On a lighter note, let me end with some
further health care myths:

Some myths about the current healthcare bill explained.

There's been a lot of talk about this lately, so I figured that I'd clear up a few common misconceptions people seem to have about the recently passed Health Care Reform bill.

Myth 1: With the passage of HCR, bears will be allowed to roam hospitals, devouring those patients too sick to hide or flee.

Status: FALSE

The ursine provisions of the health care bill remain controversial with the AMA and other organizations, but, basically, all they do is recognize that in some rural areas, particularly in the Dakotas and Alaska, bears have been acting as health care professionals for decades, and puts them into the category of other alternative health professionals, such as acupuncturists, osteopaths, and killer bees. Bear attacks may be available under some health plans, but those treatments are entirely at the discretion of the insurers.

Myth 2: MRIs are once again to be termed "Nuclear Magnetic Resonance Images", and once again, a small percentage of those undergoing this procedure will gain super-powers that will allow them to perform great feats, at a cost to their humanity.

Status: FALSE

While this provision was included in earlier versions of the bill, it was dropped in the face of a strong opposition by Senator Keene and others.

Myth 3: ObamaNaziSocialismAntichristApocolpyseRevalations4:15SicSemperTyranisTaxedEnoguhAlready!

Status: That's not a myth, that's a bunch of words, some of which are misspelled.

Myth 4: A provision of the HCR bill calls to the Lord Above, to send down a dove, with beak as sharp as razors, to cut the throats of them there blokes, what sells bad beer to sailors.

Status: Partially true.While this language does exist in the current version of the bill, it is unlikely to stand judicial scrutiny, as it will probably be seen as a violation of the separation of church and state.
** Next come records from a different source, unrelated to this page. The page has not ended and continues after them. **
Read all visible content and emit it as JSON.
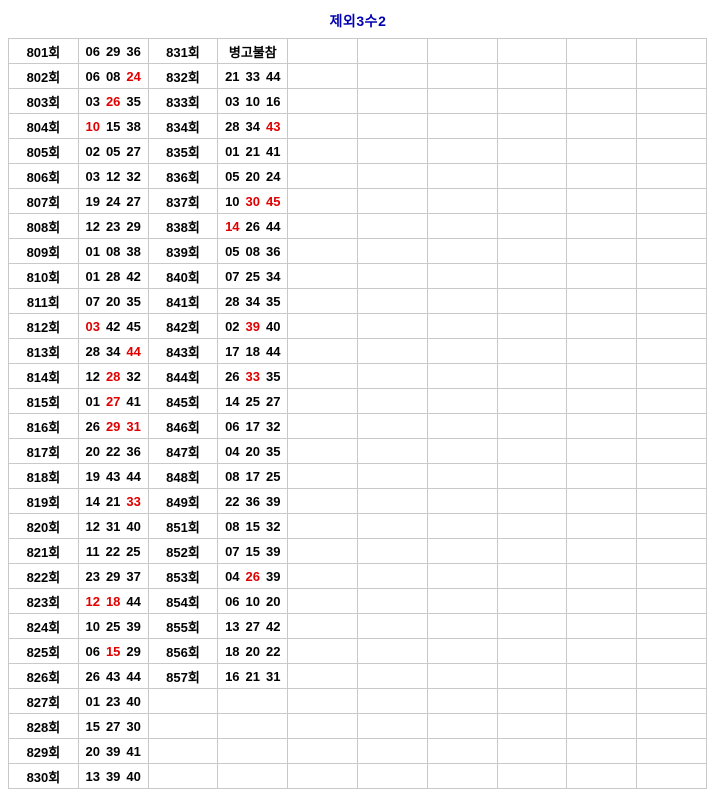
{
  "colors": {
    "title": "#0000b0",
    "red_highlight": "#e00000",
    "text": "#000000",
    "border": "#c9c9c9",
    "background": "#ffffff"
  },
  "chart_data": {
    "type": "table",
    "title": "제외3수2",
    "num_columns": 10,
    "empty_trailing_columns": 6,
    "red_note": "red_l / red_r are 0-based indices of number tokens rendered in red",
    "rows": [
      {
        "round_l": "801회",
        "nums_l": "06 29 36",
        "red_l": [],
        "round_r": "831회",
        "nums_r": "병고불참",
        "red_r": []
      },
      {
        "round_l": "802회",
        "nums_l": "06 08 24",
        "red_l": [
          2
        ],
        "round_r": "832회",
        "nums_r": "21 33 44",
        "red_r": []
      },
      {
        "round_l": "803회",
        "nums_l": "03 26 35",
        "red_l": [
          1
        ],
        "round_r": "833회",
        "nums_r": "03 10 16",
        "red_r": []
      },
      {
        "round_l": "804회",
        "nums_l": "10 15 38",
        "red_l": [
          0
        ],
        "round_r": "834회",
        "nums_r": "28 34 43",
        "red_r": [
          2
        ]
      },
      {
        "round_l": "805회",
        "nums_l": "02 05 27",
        "red_l": [],
        "round_r": "835회",
        "nums_r": "01 21 41",
        "red_r": []
      },
      {
        "round_l": "806회",
        "nums_l": "03 12 32",
        "red_l": [],
        "round_r": "836회",
        "nums_r": "05 20 24",
        "red_r": []
      },
      {
        "round_l": "807회",
        "nums_l": "19 24 27",
        "red_l": [],
        "round_r": "837회",
        "nums_r": "10 30 45",
        "red_r": [
          1,
          2
        ]
      },
      {
        "round_l": "808회",
        "nums_l": "12 23 29",
        "red_l": [],
        "round_r": "838회",
        "nums_r": "14 26 44",
        "red_r": [
          0
        ]
      },
      {
        "round_l": "809회",
        "nums_l": "01 08 38",
        "red_l": [],
        "round_r": "839회",
        "nums_r": "05 08 36",
        "red_r": []
      },
      {
        "round_l": "810회",
        "nums_l": "01 28 42",
        "red_l": [],
        "round_r": "840회",
        "nums_r": "07 25 34",
        "red_r": []
      },
      {
        "round_l": "811회",
        "nums_l": "07 20 35",
        "red_l": [],
        "round_r": "841회",
        "nums_r": "28 34 35",
        "red_r": []
      },
      {
        "round_l": "812회",
        "nums_l": "03 42 45",
        "red_l": [
          0
        ],
        "round_r": "842회",
        "nums_r": "02 39 40",
        "red_r": [
          1
        ]
      },
      {
        "round_l": "813회",
        "nums_l": "28 34 44",
        "red_l": [
          2
        ],
        "round_r": "843회",
        "nums_r": "17 18 44",
        "red_r": []
      },
      {
        "round_l": "814회",
        "nums_l": "12 28 32",
        "red_l": [
          1
        ],
        "round_r": "844회",
        "nums_r": "26 33 35",
        "red_r": [
          1
        ]
      },
      {
        "round_l": "815회",
        "nums_l": "01 27 41",
        "red_l": [
          1
        ],
        "round_r": "845회",
        "nums_r": "14 25 27",
        "red_r": []
      },
      {
        "round_l": "816회",
        "nums_l": "26 29 31",
        "red_l": [
          1,
          2
        ],
        "round_r": "846회",
        "nums_r": "06 17 32",
        "red_r": []
      },
      {
        "round_l": "817회",
        "nums_l": "20 22 36",
        "red_l": [],
        "round_r": "847회",
        "nums_r": "04 20 35",
        "red_r": []
      },
      {
        "round_l": "818회",
        "nums_l": "19 43 44",
        "red_l": [],
        "round_r": "848회",
        "nums_r": "08 17 25",
        "red_r": []
      },
      {
        "round_l": "819회",
        "nums_l": "14 21 33",
        "red_l": [
          2
        ],
        "round_r": "849회",
        "nums_r": "22 36 39",
        "red_r": []
      },
      {
        "round_l": "820회",
        "nums_l": "12 31 40",
        "red_l": [],
        "round_r": "851회",
        "nums_r": "08 15 32",
        "red_r": []
      },
      {
        "round_l": "821회",
        "nums_l": "11 22 25",
        "red_l": [],
        "round_r": "852회",
        "nums_r": "07 15 39",
        "red_r": []
      },
      {
        "round_l": "822회",
        "nums_l": "23 29 37",
        "red_l": [],
        "round_r": "853회",
        "nums_r": "04 26 39",
        "red_r": [
          1
        ]
      },
      {
        "round_l": "823회",
        "nums_l": "12 18 44",
        "red_l": [
          0,
          1
        ],
        "round_r": "854회",
        "nums_r": "06 10 20",
        "red_r": []
      },
      {
        "round_l": "824회",
        "nums_l": "10 25 39",
        "red_l": [],
        "round_r": "855회",
        "nums_r": "13 27 42",
        "red_r": []
      },
      {
        "round_l": "825회",
        "nums_l": "06 15 29",
        "red_l": [
          1
        ],
        "round_r": "856회",
        "nums_r": "18 20 22",
        "red_r": []
      },
      {
        "round_l": "826회",
        "nums_l": "26 43 44",
        "red_l": [],
        "round_r": "857회",
        "nums_r": "16 21 31",
        "red_r": []
      },
      {
        "round_l": "827회",
        "nums_l": "01 23 40",
        "red_l": [],
        "round_r": "",
        "nums_r": "",
        "red_r": []
      },
      {
        "round_l": "828회",
        "nums_l": "15 27 30",
        "red_l": [],
        "round_r": "",
        "nums_r": "",
        "red_r": []
      },
      {
        "round_l": "829회",
        "nums_l": "20 39 41",
        "red_l": [],
        "round_r": "",
        "nums_r": "",
        "red_r": []
      },
      {
        "round_l": "830회",
        "nums_l": "13 39 40",
        "red_l": [],
        "round_r": "",
        "nums_r": "",
        "red_r": []
      }
    ]
  }
}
However, this is merely echoing faith-based programs enacted by individual states. The dove attacks on campus area bars selling Rolling Rock to University of West Florida Argonauts, for instance, can only be applauded, as Rolling Rock is swill.

Myth 5: In order to pay for the mandates of this bill, President Obama has traded the treasury of the United States for a handful of magic beans.

Status: FALSE

Only one government-owned cow was traded for these beans, which have already more than earned back the initial investment. Also, since the treasury of the US currently contains less than negative fourteen trillion dollars, wouldn't you want to trade it, for just about anything?

Myth 6: The HCR bill will allow communists control of our vital bodily fluids.

Status: TRUE

Yeah, this one is totally real. But, to be fair, there aren't that many communists
left, and those that there are don't actually want that many bags full of lymph and phlegm.